Elle resta pensive une fois l’examen du livre terminé puis vint à nouveau près de la toile examiner la silhouette défigurée qui attendait en silence. Elle commença alors à l’interroger, lui demandant ce qu’elle percevait de son environnement, quelles odeurs elle sentait, le devoir sur lequel elle travaillait, ce qu’elle pensait de certains professeurs, les derniers élèves qu’elle avait pris en faute. Pour les personnes présentes qui connaissaient bien Aretha, il devenait clair que cette réplique peinte n’était pas différente des autres tableaux du château. Elle n’avait pas les souvenirs de son modèle, sinon ceux de cette nuit quand l’enchantement avait été effectué. Ce qui, à leur avis, n’aidait pas pour retrouver la véritable Aretha, où qu’elle puisse être, et n’expliquait pas non plus sa disparition. La seule chose qui la distinguait des autres tableaux était ces bouffées d’émotions qui par moments la submergeaient. Comme quand elle s’était vue entourée de moldus. Après une dernière réponse, Tara se releva, le visage pensif, pour venir les retrouver.
— Monsieur Snayth, les cinq sortilèges qui figuraient dans le livre de votre oncle, vous n'avez utilisé que ceux-là ? Aucun autre ?
— Non, je n’ai utilisé que ceux-là.
— Vous serez certainement arrivés à la même conclusion que moi. Ce n’est pas mademoiselle Rees que nous avons là mais une représentation d’elle, animée d’un peu de sa personnalité, comme c’est de coutume sur ce genre de peinture bien réalisée. Mais il y a quelque chose de plus, je pense qu’elle est, d’une manière ou d’une autre, liée à son modèle et qu’elle en ressent les émotions puissantes. Reste à découvrir la nature exacte de ce lien et l’endroit où mademoiselle Rees se trouve.
———
Il n’y avait plus personne qui l’observait mais Aretha ne s’en sentait pas plus sereine. Au contraire, la situation lui semblait pire encore. Alertées par les visiteurs, plusieurs personnes étaient venues à leur tour examiner le tableau. Leur attitude lui faisait penser à ces fonctionnaires des autorités magiques qu’elle avait déjà rencontrés, ce qui n’augurait rien de bon pour elle.
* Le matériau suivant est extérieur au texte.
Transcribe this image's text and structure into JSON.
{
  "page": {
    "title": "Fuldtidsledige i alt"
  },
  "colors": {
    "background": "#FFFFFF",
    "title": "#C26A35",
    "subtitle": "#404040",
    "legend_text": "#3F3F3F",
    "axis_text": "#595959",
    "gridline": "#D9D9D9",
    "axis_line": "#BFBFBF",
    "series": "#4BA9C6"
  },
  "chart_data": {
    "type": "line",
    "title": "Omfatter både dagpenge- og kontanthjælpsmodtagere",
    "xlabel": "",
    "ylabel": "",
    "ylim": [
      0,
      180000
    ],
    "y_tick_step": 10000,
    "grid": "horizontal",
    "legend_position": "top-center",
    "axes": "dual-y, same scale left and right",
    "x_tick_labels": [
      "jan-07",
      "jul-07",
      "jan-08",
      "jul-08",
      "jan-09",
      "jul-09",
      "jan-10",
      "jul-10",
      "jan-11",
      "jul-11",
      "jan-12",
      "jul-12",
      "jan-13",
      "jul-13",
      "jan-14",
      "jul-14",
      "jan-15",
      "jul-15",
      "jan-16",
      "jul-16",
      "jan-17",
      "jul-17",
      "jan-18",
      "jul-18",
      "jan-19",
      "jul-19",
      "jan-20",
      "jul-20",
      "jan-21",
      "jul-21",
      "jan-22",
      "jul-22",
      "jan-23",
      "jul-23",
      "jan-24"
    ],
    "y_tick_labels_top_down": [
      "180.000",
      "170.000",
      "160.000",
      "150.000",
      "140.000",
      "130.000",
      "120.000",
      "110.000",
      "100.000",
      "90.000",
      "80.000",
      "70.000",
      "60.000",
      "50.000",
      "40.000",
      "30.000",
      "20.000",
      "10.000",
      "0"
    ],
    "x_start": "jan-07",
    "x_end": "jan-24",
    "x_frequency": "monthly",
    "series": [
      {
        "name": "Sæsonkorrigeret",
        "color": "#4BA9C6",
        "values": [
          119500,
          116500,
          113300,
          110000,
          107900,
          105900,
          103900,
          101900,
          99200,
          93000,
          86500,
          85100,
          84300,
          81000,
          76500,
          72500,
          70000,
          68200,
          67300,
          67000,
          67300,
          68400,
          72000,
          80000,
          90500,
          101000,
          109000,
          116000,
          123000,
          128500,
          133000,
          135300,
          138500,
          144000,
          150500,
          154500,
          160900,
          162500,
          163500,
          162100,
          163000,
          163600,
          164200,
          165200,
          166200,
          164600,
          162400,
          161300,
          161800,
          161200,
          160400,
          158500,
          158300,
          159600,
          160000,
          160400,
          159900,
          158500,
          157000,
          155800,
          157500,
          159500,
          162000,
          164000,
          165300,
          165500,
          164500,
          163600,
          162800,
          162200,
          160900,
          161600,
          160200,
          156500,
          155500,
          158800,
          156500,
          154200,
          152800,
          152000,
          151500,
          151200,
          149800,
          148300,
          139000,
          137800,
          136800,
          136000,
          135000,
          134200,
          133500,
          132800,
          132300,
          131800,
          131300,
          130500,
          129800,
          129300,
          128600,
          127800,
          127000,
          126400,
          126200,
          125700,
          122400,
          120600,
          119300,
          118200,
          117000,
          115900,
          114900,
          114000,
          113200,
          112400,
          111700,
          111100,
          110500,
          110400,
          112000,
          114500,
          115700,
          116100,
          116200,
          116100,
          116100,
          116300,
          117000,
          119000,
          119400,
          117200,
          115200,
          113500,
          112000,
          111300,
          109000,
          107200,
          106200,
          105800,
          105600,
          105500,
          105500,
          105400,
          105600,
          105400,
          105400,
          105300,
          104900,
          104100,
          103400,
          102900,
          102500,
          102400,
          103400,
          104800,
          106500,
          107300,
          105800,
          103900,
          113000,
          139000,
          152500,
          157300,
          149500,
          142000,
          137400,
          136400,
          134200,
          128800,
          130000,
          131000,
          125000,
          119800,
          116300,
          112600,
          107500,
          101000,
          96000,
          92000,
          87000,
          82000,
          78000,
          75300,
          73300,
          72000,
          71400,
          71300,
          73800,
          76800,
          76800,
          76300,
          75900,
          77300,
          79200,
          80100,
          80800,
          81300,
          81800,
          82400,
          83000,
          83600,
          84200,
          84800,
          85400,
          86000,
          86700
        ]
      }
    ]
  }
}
Ils étaient restés un moment à l’observer puis à tenir un conciliabule à l’écart des visiteurs. Enfin, ils avaient décroché le tableau pour l'amener dans un atelier. Elle avait essayé d’observer tout ce qu’elle pouvait pendant le transport mais le tableau bougeait tellement qu’elle commença à se sentir victime d’un mal de mer.
Tout le monde était parti. On avait déposé le tableau sur un chevalet puis laissé là. Quelques personnes avaient encore examiné la toile puis avaient simplement repris leurs affaires avant de quitter l’atelier au terme de leur journée de travail. Elle avait une nuit de répit mais qu’allait-il lui arriver le lendemain ? Plus elle y pensait, plus elle réalisait que le mieux qui puisse lui arriver est que les autorités magiques découvrent à temps ce qu’il s’était passé et la retrouve. Ça lui vaudrait sans doute des ennuis, ainsi qu’à ses amis, mais c’était mieux que de rester aux mains des moldus. Il n’y avait aucune chance que le secret magique ne soit mis en péril, aucun moldu n’imaginerait que c’est par magie qu’elle était apparue dans ce tableau. Ils penseraient qu’il s’agissait d’une mauvaise blague, de vandalisme, qu’ils répareraient en effaçant l’intruse de la toile. Et qu’adviendrait-il d’elle alors ?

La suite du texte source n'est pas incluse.